Despite the atmosphere of lawlessness, Idaho City flourished. Within three years of its founding, the city had surpassed Portland, Oregon, as the most populous in the Northwest.  And no wonder: during the gold rush more than $250,000,000.00 worth of the precious yellow metal was taken from the Boise Basin.  Within a few years, the gold became harder to find and more difficult to mine. With fortunes no longer to be made, the prospectors left in droves.  Fires also ravaged the community. The first, in 1865, wiped out eighty percent of the buildings in town.  Others, in 1867, 1868, and 1871, were similarly destructive.  Luckily, due to the extraordinary wealth of the gold strike, the town was speedily rebuilt each time.  Today some of the best examples of early brick work and wooden architecture still exit in Idaho City.  Many structures erected in the 1860’s remain standing and represent some of Idaho’s most important historical buildings.

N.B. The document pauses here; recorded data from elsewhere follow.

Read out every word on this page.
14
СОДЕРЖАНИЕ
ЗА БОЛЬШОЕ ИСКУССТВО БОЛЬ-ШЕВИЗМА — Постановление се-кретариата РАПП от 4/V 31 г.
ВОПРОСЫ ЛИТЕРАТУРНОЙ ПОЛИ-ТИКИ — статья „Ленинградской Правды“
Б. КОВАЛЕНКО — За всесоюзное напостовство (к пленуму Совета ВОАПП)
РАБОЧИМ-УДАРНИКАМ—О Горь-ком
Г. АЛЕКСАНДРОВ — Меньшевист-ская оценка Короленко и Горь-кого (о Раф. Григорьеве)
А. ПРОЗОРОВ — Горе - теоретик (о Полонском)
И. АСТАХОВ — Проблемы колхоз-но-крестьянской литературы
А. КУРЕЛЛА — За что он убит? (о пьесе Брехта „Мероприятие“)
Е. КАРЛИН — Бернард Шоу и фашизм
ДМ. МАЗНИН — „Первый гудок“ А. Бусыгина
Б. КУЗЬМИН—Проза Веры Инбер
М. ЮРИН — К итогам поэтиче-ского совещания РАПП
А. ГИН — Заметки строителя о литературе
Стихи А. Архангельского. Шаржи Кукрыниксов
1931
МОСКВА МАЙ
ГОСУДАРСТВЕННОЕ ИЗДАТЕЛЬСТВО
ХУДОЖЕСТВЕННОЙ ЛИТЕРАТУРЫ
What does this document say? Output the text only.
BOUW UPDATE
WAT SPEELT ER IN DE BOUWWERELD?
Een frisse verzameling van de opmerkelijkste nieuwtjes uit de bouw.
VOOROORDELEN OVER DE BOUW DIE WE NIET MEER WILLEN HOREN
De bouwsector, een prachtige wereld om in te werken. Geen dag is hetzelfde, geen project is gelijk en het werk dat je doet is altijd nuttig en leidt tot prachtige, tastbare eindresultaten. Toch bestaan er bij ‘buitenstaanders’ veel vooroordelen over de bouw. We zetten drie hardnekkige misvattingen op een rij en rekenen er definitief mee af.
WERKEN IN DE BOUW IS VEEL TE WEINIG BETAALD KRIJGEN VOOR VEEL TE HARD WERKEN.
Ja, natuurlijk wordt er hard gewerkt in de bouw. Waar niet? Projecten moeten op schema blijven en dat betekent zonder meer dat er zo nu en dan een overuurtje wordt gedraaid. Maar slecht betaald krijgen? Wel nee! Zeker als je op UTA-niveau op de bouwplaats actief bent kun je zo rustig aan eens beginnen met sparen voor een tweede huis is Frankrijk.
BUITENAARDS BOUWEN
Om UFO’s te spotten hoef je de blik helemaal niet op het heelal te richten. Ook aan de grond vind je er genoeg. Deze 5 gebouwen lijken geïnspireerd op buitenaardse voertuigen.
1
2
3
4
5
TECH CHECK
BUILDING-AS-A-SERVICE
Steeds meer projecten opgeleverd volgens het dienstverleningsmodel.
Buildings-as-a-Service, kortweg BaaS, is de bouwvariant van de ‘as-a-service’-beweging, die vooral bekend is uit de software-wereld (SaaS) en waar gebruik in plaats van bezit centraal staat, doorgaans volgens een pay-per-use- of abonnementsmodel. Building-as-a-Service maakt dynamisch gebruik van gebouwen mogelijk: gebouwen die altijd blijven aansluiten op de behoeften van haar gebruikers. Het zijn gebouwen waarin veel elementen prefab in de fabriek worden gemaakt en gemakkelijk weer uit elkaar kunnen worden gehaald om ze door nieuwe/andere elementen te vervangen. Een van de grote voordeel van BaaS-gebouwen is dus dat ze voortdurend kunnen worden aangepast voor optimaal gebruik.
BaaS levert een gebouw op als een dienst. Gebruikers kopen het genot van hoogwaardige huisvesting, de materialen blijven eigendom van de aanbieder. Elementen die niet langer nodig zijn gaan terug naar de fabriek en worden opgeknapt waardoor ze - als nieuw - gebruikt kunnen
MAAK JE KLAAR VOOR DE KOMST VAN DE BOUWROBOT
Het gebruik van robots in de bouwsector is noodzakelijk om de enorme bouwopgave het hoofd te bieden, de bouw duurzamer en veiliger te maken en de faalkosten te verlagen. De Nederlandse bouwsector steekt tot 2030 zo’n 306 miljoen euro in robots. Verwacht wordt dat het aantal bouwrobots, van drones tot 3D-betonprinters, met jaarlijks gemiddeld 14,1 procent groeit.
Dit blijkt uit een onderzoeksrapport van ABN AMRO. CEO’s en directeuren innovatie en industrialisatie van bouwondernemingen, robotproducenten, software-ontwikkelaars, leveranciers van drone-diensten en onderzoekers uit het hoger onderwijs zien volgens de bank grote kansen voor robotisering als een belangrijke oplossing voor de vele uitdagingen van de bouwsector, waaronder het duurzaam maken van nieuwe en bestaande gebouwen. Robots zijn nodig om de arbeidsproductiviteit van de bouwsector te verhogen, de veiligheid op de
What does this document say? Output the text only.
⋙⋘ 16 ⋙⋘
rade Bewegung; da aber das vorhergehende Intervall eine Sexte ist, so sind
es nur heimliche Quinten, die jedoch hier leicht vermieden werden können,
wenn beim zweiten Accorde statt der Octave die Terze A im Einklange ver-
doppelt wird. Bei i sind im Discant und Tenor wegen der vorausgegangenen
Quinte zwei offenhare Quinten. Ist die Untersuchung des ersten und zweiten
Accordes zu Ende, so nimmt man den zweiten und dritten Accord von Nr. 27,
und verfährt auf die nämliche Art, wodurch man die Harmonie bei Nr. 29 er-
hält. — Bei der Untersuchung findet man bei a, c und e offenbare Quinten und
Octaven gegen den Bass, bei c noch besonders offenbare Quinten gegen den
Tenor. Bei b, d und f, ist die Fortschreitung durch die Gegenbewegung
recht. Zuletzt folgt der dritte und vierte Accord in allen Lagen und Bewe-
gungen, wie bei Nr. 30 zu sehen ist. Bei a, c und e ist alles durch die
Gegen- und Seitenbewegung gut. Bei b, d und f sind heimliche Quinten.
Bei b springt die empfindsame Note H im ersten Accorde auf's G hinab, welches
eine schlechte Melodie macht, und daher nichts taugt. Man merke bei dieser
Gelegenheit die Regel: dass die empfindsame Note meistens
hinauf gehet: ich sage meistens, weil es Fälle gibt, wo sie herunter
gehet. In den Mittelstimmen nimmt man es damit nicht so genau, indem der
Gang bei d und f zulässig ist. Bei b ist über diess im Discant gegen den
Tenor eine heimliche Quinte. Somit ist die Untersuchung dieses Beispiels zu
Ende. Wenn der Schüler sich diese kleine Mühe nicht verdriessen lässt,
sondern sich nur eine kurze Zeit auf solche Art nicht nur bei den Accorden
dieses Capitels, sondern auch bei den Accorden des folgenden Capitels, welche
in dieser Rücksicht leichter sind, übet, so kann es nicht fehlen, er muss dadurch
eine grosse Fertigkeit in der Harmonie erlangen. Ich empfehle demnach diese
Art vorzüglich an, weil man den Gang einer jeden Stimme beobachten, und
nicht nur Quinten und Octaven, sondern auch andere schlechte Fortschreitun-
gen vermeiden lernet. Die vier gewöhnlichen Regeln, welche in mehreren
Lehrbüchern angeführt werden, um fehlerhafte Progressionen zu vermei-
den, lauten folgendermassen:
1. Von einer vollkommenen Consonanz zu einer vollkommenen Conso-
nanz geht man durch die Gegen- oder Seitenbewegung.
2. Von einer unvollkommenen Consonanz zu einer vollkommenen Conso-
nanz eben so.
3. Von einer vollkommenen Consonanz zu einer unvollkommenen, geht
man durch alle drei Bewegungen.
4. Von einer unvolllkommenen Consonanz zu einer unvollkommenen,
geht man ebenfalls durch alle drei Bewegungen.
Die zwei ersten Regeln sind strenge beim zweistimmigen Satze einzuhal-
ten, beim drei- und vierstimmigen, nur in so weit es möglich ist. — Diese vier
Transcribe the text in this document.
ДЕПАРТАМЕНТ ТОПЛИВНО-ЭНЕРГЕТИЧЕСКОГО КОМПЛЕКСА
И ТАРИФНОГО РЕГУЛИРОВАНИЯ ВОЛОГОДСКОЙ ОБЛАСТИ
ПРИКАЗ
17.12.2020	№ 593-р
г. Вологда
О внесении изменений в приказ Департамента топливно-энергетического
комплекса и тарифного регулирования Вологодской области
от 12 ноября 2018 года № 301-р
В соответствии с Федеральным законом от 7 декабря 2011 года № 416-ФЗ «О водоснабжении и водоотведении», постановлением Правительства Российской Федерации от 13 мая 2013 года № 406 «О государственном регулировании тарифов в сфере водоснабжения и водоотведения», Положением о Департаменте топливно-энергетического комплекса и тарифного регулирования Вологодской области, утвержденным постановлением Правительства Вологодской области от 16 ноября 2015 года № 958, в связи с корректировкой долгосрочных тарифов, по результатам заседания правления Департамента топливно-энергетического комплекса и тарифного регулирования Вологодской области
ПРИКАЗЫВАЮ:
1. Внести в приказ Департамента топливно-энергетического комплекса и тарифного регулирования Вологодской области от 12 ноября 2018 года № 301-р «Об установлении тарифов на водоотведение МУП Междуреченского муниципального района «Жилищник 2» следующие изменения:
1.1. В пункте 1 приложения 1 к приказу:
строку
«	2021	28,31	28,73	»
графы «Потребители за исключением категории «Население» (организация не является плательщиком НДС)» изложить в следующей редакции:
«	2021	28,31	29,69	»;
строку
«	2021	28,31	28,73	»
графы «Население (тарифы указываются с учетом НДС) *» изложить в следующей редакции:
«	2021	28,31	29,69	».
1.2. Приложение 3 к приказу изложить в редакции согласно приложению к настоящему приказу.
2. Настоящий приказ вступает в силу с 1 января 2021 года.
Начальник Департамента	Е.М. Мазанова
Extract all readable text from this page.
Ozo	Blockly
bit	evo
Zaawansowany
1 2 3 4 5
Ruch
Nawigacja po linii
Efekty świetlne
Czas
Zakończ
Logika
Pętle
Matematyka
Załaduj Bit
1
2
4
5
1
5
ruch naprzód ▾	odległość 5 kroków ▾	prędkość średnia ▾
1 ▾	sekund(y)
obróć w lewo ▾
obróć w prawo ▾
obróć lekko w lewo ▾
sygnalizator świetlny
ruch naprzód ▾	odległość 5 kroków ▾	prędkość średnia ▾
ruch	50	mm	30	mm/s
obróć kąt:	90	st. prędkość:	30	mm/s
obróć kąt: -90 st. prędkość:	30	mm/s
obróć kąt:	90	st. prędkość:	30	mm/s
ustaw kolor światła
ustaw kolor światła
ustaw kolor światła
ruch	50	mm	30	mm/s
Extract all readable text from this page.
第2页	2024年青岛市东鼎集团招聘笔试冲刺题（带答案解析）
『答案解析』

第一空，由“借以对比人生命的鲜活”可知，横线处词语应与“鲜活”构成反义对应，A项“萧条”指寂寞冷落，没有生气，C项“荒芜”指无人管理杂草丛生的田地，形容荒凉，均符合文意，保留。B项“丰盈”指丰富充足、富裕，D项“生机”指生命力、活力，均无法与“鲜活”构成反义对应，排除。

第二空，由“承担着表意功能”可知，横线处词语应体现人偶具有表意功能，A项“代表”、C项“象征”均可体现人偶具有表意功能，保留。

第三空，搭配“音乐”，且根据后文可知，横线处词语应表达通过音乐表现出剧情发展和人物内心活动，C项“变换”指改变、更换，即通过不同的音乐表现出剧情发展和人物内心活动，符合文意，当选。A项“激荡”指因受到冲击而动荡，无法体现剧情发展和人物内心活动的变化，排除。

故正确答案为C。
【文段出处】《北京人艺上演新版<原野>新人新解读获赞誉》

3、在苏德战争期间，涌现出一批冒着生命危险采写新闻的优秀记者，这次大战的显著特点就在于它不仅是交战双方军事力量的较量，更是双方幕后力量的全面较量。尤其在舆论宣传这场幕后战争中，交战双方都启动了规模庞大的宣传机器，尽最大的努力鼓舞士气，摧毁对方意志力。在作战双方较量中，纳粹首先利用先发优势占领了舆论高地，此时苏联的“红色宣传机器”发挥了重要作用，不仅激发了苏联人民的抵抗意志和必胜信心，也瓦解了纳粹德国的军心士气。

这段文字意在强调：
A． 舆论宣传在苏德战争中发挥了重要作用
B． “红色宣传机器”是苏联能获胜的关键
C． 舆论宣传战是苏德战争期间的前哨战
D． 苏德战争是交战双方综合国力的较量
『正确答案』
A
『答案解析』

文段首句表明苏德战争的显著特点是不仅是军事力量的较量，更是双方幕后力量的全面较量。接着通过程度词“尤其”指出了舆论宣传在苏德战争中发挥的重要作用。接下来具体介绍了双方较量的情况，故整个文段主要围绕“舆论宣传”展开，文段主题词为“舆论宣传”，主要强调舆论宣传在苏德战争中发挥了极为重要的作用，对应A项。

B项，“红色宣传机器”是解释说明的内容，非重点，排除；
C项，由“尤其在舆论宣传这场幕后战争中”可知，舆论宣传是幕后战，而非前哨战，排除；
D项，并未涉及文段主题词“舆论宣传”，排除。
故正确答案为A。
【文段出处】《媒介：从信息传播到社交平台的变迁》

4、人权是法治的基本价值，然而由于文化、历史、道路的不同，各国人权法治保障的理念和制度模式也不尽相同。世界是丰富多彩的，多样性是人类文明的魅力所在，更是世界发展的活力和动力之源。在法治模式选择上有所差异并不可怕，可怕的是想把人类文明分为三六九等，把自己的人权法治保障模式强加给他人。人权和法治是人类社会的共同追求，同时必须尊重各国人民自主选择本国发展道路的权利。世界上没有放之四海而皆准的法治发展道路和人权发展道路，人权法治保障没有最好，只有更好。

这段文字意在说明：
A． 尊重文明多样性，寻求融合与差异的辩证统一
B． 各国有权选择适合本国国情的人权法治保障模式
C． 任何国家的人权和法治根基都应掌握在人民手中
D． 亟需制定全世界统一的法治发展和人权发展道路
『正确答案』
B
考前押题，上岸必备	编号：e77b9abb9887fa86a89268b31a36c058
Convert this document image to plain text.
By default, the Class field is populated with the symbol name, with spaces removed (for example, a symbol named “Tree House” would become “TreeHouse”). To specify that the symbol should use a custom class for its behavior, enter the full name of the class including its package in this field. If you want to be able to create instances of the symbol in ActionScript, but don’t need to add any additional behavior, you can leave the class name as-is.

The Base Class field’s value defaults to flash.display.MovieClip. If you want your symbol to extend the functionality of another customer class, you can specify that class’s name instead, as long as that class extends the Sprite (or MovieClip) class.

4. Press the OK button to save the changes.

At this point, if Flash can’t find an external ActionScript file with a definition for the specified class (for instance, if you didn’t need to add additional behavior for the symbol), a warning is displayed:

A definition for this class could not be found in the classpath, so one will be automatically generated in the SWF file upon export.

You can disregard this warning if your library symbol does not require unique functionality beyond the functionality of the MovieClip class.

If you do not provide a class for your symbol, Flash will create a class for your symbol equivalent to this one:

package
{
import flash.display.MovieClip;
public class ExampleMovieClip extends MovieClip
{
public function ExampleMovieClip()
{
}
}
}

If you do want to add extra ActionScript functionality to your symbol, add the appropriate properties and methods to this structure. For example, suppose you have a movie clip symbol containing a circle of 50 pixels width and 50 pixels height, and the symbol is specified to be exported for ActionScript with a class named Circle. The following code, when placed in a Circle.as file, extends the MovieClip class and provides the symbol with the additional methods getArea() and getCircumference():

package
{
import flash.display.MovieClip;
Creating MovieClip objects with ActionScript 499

You can stroll along planked boardwalks and walk by the “Merc”, where it once cost a pinch of gold to buy an apple.  Peek through the bars of the old jail, where desperados carved their names on the thick wooden walls.  Visit the Idaho World Building, the old schoolhouse, and the other landmarks that fully recapture the unique character of a bygone era.  And don’t miss Pioneer Cemetery, full of ancient headboards that tell intriguing tales from the past.

The entire Boise Basin is surrounded by the Boise National Forest, which mountains, creeks and rivers, photogenic dams and bridges. The Ponderosa Pine Scenic Drive winds through it to the beautiful Sawtooth National Recreation Area, where you’ll find some of the most spectacular, unspoiled scenery in the world.

The girls enjoyed checking out the local flora and fauna while we took pictures.  Later we drove on up to Bad Bear Campground and ate a picnic lunch under the big Ponderosa Pines.  Afterwards we returned home to take a short nap before dinner.